As the fateful date approaches — April 8, 1999 — Eva becomes increasingly anxious. Later, she will recall in detail the last family breakfast. Especially noteworthy is Kevin’s remark about his mother’s affectionate goodbye to Celia, the sweet and timid daughter. “Sure you don’t want to say goodbye to Celia one more time?” In the years to come, she will wonder if Kevin was hinting about the unthinkable acts that were to come.
We Need to Talk about Kevin will probably become a celebrated and hotly-debated book in the coming months. The fact that there is already a movie version in the theaters, featuring the brilliant actress Tilda Swinton, suggests that Hollywood is mindful of the fact that both the film and the book may prove to be “significant.” Eva, faced with the decision of hiring a lawyer to defend Kevin, observes that “We live in a time where lawyers see trials as games, not morality plays.” She is right, of course, when she continues, “We live in a country that does not discriminate between fame and infamy.”
A number of critics are comparing We Need to Talk about Kevin to works such as Rosemary’s Baby, and admittedly, I was reminded of a Ray Bradbury short story, “The Little Assassin” and a marvelous book by William March (circa 1950s), The Bad Seed.

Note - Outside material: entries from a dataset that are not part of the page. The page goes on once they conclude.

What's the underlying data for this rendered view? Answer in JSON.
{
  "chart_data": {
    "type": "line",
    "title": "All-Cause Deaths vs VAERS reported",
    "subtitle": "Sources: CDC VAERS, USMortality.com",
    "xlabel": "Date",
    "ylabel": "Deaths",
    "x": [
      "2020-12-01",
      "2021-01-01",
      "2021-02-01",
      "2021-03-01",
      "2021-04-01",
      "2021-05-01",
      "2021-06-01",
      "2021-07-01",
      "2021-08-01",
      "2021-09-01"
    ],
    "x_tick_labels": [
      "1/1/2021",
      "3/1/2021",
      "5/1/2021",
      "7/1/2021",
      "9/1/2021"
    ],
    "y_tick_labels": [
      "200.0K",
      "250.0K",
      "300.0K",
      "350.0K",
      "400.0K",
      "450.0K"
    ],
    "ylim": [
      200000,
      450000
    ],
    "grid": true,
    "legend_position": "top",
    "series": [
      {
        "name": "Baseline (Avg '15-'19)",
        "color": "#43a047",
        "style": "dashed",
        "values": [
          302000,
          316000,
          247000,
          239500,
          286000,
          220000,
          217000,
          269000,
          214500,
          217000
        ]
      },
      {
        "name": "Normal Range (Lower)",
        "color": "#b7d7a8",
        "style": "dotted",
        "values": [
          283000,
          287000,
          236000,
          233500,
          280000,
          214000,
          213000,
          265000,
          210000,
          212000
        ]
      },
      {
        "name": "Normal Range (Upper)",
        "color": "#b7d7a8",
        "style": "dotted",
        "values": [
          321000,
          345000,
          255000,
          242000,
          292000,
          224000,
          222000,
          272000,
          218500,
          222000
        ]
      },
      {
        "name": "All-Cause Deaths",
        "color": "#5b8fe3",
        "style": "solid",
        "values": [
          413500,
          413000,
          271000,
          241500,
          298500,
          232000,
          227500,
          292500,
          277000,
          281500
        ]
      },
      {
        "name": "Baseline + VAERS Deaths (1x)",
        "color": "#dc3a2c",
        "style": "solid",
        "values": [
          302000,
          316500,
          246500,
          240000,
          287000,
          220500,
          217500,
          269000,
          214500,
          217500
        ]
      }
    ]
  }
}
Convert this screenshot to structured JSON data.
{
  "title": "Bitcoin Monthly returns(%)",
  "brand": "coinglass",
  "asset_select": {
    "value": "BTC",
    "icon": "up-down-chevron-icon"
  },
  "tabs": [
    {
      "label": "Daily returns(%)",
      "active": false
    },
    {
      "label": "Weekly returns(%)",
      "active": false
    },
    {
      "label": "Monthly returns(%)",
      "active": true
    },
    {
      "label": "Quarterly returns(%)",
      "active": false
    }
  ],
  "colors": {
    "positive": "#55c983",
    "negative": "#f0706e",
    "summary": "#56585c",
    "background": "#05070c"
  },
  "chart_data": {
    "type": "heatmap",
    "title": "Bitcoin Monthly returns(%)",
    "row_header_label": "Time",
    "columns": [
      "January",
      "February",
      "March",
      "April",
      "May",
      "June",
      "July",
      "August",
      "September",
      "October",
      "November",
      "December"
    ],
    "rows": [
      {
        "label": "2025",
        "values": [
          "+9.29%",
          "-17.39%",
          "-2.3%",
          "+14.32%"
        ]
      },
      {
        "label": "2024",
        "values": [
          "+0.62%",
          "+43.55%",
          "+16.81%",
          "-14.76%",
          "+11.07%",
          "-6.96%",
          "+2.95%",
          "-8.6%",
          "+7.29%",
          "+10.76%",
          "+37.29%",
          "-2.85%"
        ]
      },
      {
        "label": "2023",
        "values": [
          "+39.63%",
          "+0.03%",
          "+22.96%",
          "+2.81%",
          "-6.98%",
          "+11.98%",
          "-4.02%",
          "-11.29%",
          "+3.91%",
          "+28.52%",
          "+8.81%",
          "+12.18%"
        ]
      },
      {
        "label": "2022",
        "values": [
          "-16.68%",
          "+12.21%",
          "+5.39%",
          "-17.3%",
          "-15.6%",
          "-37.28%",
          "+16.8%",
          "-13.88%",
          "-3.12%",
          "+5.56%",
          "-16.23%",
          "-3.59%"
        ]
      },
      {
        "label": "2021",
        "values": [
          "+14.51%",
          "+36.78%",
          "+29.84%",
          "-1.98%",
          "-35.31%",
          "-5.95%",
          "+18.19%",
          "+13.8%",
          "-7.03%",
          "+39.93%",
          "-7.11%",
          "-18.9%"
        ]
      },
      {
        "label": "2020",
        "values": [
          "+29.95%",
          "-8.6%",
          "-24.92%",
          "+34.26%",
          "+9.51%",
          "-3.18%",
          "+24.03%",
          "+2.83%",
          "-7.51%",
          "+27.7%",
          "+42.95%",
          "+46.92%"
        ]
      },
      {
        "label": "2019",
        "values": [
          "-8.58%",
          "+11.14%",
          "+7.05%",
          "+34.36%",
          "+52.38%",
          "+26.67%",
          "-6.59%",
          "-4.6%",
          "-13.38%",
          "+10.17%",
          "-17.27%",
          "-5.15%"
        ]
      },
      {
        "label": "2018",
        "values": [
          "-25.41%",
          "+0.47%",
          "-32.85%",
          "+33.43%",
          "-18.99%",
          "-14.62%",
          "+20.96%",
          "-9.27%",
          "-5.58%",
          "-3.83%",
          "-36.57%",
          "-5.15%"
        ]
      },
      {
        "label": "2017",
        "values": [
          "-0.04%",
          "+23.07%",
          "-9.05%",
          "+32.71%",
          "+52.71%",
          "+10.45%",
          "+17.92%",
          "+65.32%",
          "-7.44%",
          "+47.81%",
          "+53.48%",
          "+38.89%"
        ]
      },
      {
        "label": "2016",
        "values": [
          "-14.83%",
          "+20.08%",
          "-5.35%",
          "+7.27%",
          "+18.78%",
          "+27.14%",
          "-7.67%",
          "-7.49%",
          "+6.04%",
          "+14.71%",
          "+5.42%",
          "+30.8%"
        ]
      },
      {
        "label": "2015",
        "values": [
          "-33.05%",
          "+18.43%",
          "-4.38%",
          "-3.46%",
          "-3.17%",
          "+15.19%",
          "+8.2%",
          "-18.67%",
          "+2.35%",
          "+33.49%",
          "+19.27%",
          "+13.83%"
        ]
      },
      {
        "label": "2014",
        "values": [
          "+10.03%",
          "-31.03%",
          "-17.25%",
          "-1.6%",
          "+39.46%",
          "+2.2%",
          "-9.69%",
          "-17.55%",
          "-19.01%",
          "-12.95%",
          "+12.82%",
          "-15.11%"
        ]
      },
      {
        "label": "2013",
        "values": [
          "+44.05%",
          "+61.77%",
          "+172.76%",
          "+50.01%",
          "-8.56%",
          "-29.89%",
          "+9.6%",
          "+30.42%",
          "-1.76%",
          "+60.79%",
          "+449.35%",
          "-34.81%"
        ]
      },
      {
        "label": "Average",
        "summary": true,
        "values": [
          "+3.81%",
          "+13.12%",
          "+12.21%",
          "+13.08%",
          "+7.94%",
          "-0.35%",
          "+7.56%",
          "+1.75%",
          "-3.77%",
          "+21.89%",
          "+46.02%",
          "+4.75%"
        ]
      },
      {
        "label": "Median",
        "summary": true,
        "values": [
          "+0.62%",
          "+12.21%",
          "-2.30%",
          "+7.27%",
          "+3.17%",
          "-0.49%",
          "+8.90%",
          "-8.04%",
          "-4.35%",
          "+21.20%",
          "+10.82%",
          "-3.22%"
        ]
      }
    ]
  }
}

However, Lionel Shriver’s novel is no mere “spook” tale. Although it is a disquieting novel with a “Grand Guignol” ending, there is more here than a momentary scare. It poses a provocative question: why are these massacres happening? Is there a hidden cord, a motif that bounds them together? Is it, as Shriver suggests, a desperate yearning to become “special” in some way in a world where they feel both purposeless ... and anonymous?
We Need to Talk about Kevin by Lionel Shriver. Harper Perennial 2012. 500 pages.